Dans la fosse, Bernard Labadie anime ses Violons du Roy avec le brio qu’on lui connaît et honore sa réputation de chef handélien passionné. On se doit toutefois de le répéter, la salle Wilfrid-Pelletier ne saurait en aucun cas constituer un vaisseau viable pour les productions d’opéras antérieurs à Mozart (et encore), et il est malheureusement à douter qu’un certain public dont l’on souhaite avec raison qu’il apprivoise et apprenne à aimer les opéras du caro Sassone soit inévitablement conquis dans les circonstances.

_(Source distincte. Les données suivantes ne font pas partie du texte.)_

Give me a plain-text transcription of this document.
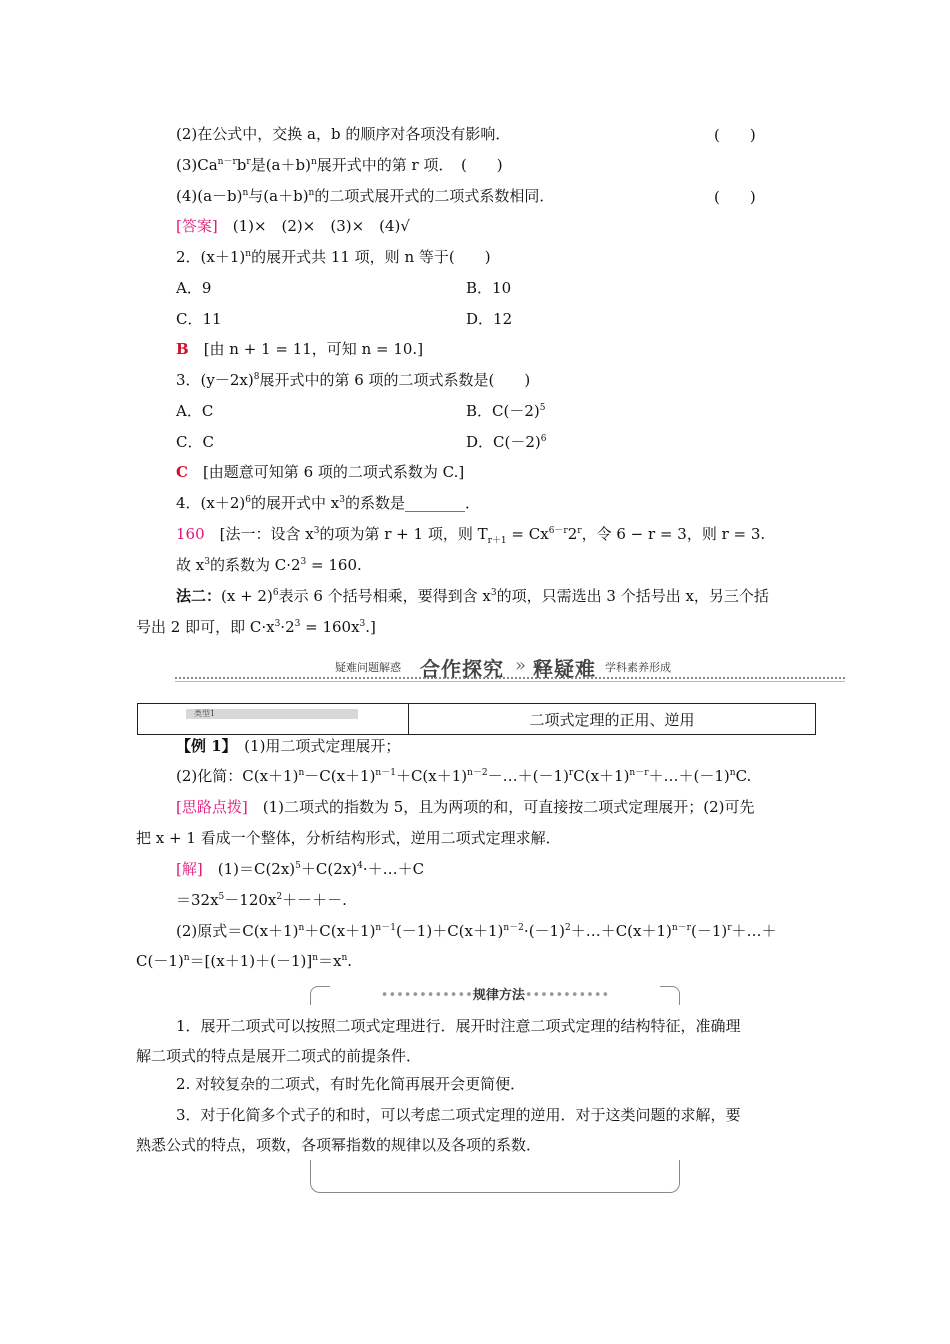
(2)在公式中，交换 a，b 的顺序对各项没有影响．	(　　)
$(3)Ca^{n-r}b^r$是$(a+b)^n$展开式中的第 r 项．　(　　)
$(4)(a-b)^n$与$(a+b)^n$的二项式展开式的二项式系数相同．	(　　)
[答案]　(1)×　(2)×　(3)×　(4)√
2．$(x+1)^n$的展开式共 11 项，则 n 等于(　　)
A．9	B．10
C．11	D．12
B　[由 n + 1 = 11，可知 n = 10.]
3．$(y-2x)^8$展开式中的第 6 项的二项式系数是(　　)
A．C	B．$C(-2)^5$
C．C	D．$C(-2)^6$
C　[由题意可知第 6 项的二项式系数为 C.]
4．$(x+2)^6$的展开式中 $x^3$的系数是________．
160　[法一：设含 $x^3$的项为第 r + 1 项，则 $T_{r+1} = Cx^{6-r}2^r$，令 6 − r = 3，则 r = 3.
故 $x^3$的系数为 $C\cdot 2^3 = 160$.
法二：$(x + 2)^6$表示 6 个括号相乘，要得到含 $x^3$的项，只需选出 3 个括号出 x，另三个括
号出 2 即可，即 $C\cdot x^3\cdot 2^3 = 160x^3$.]
疑难问题解惑 合作探究 » 释疑难 学科素养形成
类型1	二项式定理的正用、逆用
【例 1】　(1)用二项式定理展开；
(2)化简：$C(x+1)^n-C(x+1)^{n-1}+C(x+1)^{n-2}-\dots+(-1)^rC(x+1)^{n-r}+\dots+(-1)^nC$.
[思路点拨]　(1)二项式的指数为 5，且为两项的和，可直接按二项式定理展开；(2)可先
把 x + 1 看成一个整体，分析结构形式，逆用二项式定理求解．
[解]　$(1)=C(2x)^5+C(2x)^4\cdot+\dots+C$
$=32x^5-120x^2+-+-$.
(2)原式$=C(x+1)^n+C(x+1)^{n-1}(-1)+C(x+1)^{n-2}\cdot(-1)^2+\dots+C(x+1)^{n-r}(-1)^r+\dots+$
$C(-1)^n=[(x+1)+(-1)]^n=x^n$.
••••••••••••规律方法•••••••••••
1．展开二项式可以按照二项式定理进行．展开时注意二项式定理的结构特征，准确理
解二项式的特点是展开二项式的前提条件．
2. 对较复杂的二项式，有时先化简再展开会更简便．
3．对于化简多个式子的和时，可以考虑二项式定理的逆用．对于这类问题的求解，要
熟悉公式的特点，项数，各项幂指数的规律以及各项的系数．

Dans un autre ordre d’idées, l’Opéra annonçait la semaine dernière les détails de sa programmation 2005-2006. À noter, les débuts in loco d’Hasmik Papian en Norma, d’Anthony Dean Griffey en Titus, d’Emma Bell en Vitellia et de Monica Groop en Sextus, le retour attendu de Richard Margison en Radamès, une production de l’Oedipus Rex de Stravinsky signée François Girard, une Étoile de Chabrier confiée à une équipe de jeunes talents locaux prometteurs, de même qu’un Turn of the Screw réalisé en collaboration avec l’Atelier lyrique de la maison et l’École Nationale de Théâtre. On apprenait aussi que le contrat de Bernard Labadie venait d’être prolongé jusqu’en 2010. À la lumière des progrès considérables accomplis en deux saisons de règne, on ne peut que s’en réjouir.